Now, let's jump to 2010. SAM's Fishing Initiative Committee (SAM-FIC) has many workable ideas, with a sincere desire to achieve the following:


• Improve Maine's salmonid fishing.


• Offer more opportunities to the angling public.


• Increase angler numbers through marketing and better fishing.


SAM and IFW's alliance creates a win-win situation because it will increase angler participation, meaning more license money, as well as better angling for the public.


"One way to achieve quality fishing in suitable waters is by implementing regulations, but SAM-FIC isn't pushing regulations for regulations' sake," said Harry Vanderweide, a mover and shaker in SAM-FIC.


Vanderweide explained that regulations -- particularly ones dictating tackle choice -- would be a last resort to achieve quality fishing in suitable waters.


In the 2000s, bulletin boards on the Internet gave folks a platform to bash IFW officials at every turn, but such negativity has generated a quiet revolt against activists who complain but offer no workable solutions palatable to the masses.


Criticism aimed at IFW ignores two facts about Maine:


• This state has more waters with fly-fishing-only regulations than any other state or province in North America, and our definition of fly-fishing is brilliant. The weight of the line must propel the fly -- not the weight of the lure or bobber propelling the line. This wording eliminates options such as a spinning rod and bobber that makes a mockery of fly-fishing-only.


• What other state or province on the continent has a smaller general daily and possession bag limit for trout and salmon than Maine does? I cannot find a single one with a general bag limit smaller or even equal to ours. If readers know of one, please let me know.

Our general daily and possession limits on lake trout, landlocked salmon, brown trout and rainbow trout are two fish per day or two fish in possession -- say, two salmon, or one brown and one rainbow, or any aggregate of two.


For brook trout (and splake), the general daily and possession limits are five brookies statewide in rivers, streams and brooks. But in ponds and lakes in Androscoggin, Cumberland, Franklin, Kennebec, Knox, Lincoln, Oxford, Sagadahoc, Waldo and York counties, the daily and possession limits are two brookies (and splake).


The other six counties allow five brookies per angler as a daily and possession limit in lakes and ponds.

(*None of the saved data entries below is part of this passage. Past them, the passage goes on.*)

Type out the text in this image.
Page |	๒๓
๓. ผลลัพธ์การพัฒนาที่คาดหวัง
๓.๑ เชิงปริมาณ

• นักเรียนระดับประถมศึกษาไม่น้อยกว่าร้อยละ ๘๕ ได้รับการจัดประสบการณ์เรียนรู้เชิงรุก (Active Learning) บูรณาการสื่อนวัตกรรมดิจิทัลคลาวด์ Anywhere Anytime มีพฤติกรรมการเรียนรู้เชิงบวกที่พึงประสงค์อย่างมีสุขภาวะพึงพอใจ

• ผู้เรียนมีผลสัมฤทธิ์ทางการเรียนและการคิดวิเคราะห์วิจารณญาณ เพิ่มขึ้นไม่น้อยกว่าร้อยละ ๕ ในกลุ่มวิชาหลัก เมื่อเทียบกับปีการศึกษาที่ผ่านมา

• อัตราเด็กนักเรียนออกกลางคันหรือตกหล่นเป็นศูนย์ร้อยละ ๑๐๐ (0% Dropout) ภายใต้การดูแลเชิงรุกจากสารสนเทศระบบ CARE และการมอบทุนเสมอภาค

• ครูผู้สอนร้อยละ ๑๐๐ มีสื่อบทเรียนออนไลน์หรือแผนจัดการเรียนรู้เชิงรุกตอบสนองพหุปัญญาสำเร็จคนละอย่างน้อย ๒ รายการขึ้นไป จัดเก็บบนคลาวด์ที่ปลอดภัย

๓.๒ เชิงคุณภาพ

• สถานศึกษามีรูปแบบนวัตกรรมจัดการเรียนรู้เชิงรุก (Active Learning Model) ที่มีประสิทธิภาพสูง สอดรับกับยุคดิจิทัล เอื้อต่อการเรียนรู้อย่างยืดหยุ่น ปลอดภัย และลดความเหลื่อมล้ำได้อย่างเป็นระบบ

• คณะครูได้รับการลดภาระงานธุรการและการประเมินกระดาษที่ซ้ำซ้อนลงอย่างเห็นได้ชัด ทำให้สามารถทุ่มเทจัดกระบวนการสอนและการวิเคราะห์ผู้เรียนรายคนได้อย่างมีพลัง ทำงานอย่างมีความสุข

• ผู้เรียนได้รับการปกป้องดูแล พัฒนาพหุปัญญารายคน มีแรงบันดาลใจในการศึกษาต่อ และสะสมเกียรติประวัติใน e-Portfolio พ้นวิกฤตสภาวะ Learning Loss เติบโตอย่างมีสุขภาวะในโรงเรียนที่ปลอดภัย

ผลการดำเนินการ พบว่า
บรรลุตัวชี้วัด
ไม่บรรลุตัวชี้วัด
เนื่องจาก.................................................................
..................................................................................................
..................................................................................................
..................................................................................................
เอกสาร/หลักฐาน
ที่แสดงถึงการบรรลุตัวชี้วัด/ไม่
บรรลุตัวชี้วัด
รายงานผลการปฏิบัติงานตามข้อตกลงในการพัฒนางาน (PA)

Sure, in suitable habitats, Maine should initiate more catch-and-release waters and slot limits, two options that will increase in this state. One way or the other, though, Maine has entered a new era, one building on quality fishing regulations already in place.


The depressive mentality that dominated Maine's political fishing scene through the 2000s has gotten us nowhere. This constant complaining without workable solutions must end.


We must move forward positively and bring average anglers along the way. No one can shove regulations down the public's throat.


The process calls for education, and without it, Mainers -- the consummate practitioners of civil disobedience -- will ignore new regulations.


As former IFW Commissioner Ray Owen showed us in the 1990s, the best path to a bright future begins with making the public a willing partner in the rules-making process. Such a plan worked like gangbusters for Owen. It could happen again in this new atmosphere of cooperation.